A: Mealtime multi-tasking is as American as the 90-minute commute. But a worker subject to overtime rules under the Fair Labor Standards Act - as you are - can't legally be considered "on break" while responding to calls. According to the Labor Department's Wage and Hour Division, an unpaid meal break must be a "bona fide" break of at least 30 minutes, no working - and it's the employer's responsibility to ensure the worker takes the break. Otherwise, you're owed pay for that time - possibly overtime pay, if you go over 40 hours a week.

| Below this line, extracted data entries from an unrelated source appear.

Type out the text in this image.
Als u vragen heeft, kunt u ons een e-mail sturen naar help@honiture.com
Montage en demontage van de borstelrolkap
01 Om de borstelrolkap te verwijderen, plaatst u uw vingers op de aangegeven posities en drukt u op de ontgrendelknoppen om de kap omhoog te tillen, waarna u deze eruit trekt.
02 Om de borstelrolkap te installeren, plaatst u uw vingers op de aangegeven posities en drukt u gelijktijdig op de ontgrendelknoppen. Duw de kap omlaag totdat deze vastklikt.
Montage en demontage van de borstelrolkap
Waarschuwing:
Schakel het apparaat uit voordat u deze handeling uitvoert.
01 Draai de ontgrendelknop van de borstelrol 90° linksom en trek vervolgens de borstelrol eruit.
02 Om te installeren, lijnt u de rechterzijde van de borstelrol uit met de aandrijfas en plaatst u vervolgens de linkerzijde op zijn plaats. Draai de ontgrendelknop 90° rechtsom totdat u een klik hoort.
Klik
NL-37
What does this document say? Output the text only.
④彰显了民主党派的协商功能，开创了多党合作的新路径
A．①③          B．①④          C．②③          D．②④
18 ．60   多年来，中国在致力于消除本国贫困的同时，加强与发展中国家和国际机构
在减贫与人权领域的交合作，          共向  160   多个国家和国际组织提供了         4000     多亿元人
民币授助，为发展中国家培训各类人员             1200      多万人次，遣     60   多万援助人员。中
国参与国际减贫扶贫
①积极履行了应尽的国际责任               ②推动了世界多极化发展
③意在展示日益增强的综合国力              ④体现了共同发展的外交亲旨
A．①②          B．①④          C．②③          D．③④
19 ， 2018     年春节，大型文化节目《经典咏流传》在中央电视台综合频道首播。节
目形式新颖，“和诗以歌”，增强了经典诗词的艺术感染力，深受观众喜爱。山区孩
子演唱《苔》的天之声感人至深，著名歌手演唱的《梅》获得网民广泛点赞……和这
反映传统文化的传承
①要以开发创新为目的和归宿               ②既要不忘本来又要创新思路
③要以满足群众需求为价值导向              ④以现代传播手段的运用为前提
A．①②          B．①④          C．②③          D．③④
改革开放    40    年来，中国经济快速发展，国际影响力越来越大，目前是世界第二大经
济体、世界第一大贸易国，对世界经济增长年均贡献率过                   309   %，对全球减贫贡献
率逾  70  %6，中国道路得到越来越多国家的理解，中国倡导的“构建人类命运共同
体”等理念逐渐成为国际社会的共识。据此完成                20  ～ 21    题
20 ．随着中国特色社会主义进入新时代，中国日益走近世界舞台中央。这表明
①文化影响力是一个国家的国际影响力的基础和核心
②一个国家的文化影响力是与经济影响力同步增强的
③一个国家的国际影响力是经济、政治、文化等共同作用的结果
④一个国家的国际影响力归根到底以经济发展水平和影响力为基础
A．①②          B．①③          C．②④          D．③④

Of course, in a hospital, emergencies happen. When they do, and you give up your break to respond, your employer needs to decide whether it would rather pay you overtime or allow you to take comp time.

Learn more at the Labor Department website (www.dol.gov/whd) or call 866-4-USWAGE. Also, check your state's labor laws, in case its break and meal provisions are more generous than federal law, says employment attorney Declan Leonard, of Berenzweig Leonard LLP in McLean, Virginia.

Q: I work at a private, for-profit enterprise where most of us work part time. I have discovered that the owner deducts a half-hour's pay per day from everyone's paycheck, regardless of whether we get a break. I usually don't, thanks to scheduling and deadlines.

I took this issue to my superior, who said the employer would "consider changing the system several weeks from now." Is this fair or even legal? Should I request remuneration for my unpaid work? I fear retaliation.

A: Not fair, not legal - and if anyone should be fearful, it's the person skimming your paychecks.

Leonard recommends that you and your fellow part-timers collectively ask the owner to stop the automatic deductions and arrange to repay you for those nonexistent breaks. Find out whether, in future, the owner wants to have you take actual breaks, or pay you to work through them - "neither" is not an option. If you're required to take the unpaid breaks, take them - no eating at your desk while you "just answer a few emails." Summarize your discussion with management in writing. If things don't change, you can sue - or instead, as Leonard puts it, get "an 800-pound gorilla on your side" by filing a complaint with the Department of Labor.